In collaboration with Dr Scott Plevy, a clinical gastroenterologist at the University of Pittsburgh Medical Center, SP304 was shown to be effective in preliminary experiments conducted in an inducible animal model of colitis, the TNBS murine model. Additional preclinical experiments are underway to further define the drug’s therapeutic potential.
The drug is designed for treatment of inflammatory bowel disease (IBD) and other gastrointestinal (GI) disorders. SP304 is an orally deliverable, highly stable peptide, which acts locally in the GI tract and is not absorbed into the body.
The compound is an analog of native human peptide uroguanylin, a guanylate cyclase receptor agonist (GCRA) normally produced in the intestinal tract, but which is dramatically under-expressed under pathological conditions.

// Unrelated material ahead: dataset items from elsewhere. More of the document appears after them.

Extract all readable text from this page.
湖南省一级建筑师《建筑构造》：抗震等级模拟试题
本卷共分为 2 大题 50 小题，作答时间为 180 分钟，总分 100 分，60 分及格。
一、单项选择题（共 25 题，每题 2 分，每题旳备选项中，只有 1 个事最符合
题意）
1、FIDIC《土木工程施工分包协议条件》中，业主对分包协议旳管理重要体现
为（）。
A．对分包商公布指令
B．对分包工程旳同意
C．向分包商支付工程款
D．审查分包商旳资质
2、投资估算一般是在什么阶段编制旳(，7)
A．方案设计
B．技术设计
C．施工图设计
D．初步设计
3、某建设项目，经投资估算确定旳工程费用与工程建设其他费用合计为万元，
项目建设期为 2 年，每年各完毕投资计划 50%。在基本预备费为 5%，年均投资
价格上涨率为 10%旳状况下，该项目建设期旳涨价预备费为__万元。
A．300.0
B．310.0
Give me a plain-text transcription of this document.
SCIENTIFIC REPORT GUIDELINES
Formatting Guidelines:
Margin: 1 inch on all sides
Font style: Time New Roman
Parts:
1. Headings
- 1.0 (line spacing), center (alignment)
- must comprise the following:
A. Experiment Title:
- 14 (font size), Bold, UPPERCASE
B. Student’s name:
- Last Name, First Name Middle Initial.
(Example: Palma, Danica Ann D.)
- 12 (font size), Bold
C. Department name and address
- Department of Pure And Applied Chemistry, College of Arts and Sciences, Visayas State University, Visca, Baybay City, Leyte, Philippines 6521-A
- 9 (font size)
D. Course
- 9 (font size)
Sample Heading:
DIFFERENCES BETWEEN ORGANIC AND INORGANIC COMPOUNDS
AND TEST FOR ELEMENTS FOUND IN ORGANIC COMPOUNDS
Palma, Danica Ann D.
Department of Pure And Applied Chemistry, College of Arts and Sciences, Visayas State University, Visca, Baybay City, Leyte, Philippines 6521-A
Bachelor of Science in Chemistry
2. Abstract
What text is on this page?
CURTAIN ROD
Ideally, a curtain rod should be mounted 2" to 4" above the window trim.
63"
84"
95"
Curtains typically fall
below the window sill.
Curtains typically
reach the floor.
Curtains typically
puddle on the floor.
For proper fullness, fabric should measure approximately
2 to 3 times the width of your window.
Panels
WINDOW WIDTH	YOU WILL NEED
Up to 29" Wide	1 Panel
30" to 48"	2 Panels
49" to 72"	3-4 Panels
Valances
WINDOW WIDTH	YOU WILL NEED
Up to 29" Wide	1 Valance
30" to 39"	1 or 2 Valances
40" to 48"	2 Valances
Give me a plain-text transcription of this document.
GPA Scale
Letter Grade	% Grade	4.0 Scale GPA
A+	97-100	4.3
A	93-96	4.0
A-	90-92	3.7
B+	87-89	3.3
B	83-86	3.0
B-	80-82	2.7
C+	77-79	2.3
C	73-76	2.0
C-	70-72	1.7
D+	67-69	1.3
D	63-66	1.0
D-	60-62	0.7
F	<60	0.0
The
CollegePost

Dr Kunwar Shailubhai, senior vice president of Synergy Pharmaceuticals, a subsidiary of Callisto, said: “SP304 is biologically more potent than uroguanylin and, unlike uroguanylin, it exists in a single biologically active conformation, making it easier to synthesize and manufacture.” He added: “These features distinguish SP304 from any other currently known GCRA and make the compound suitable for drug development.”
The company is now looking to move their preclinical programs forward towards the clinic. Following the completion of outstanding animal studies, Callisto anticipates applying for FDA approval to gain investigational drug status to further development.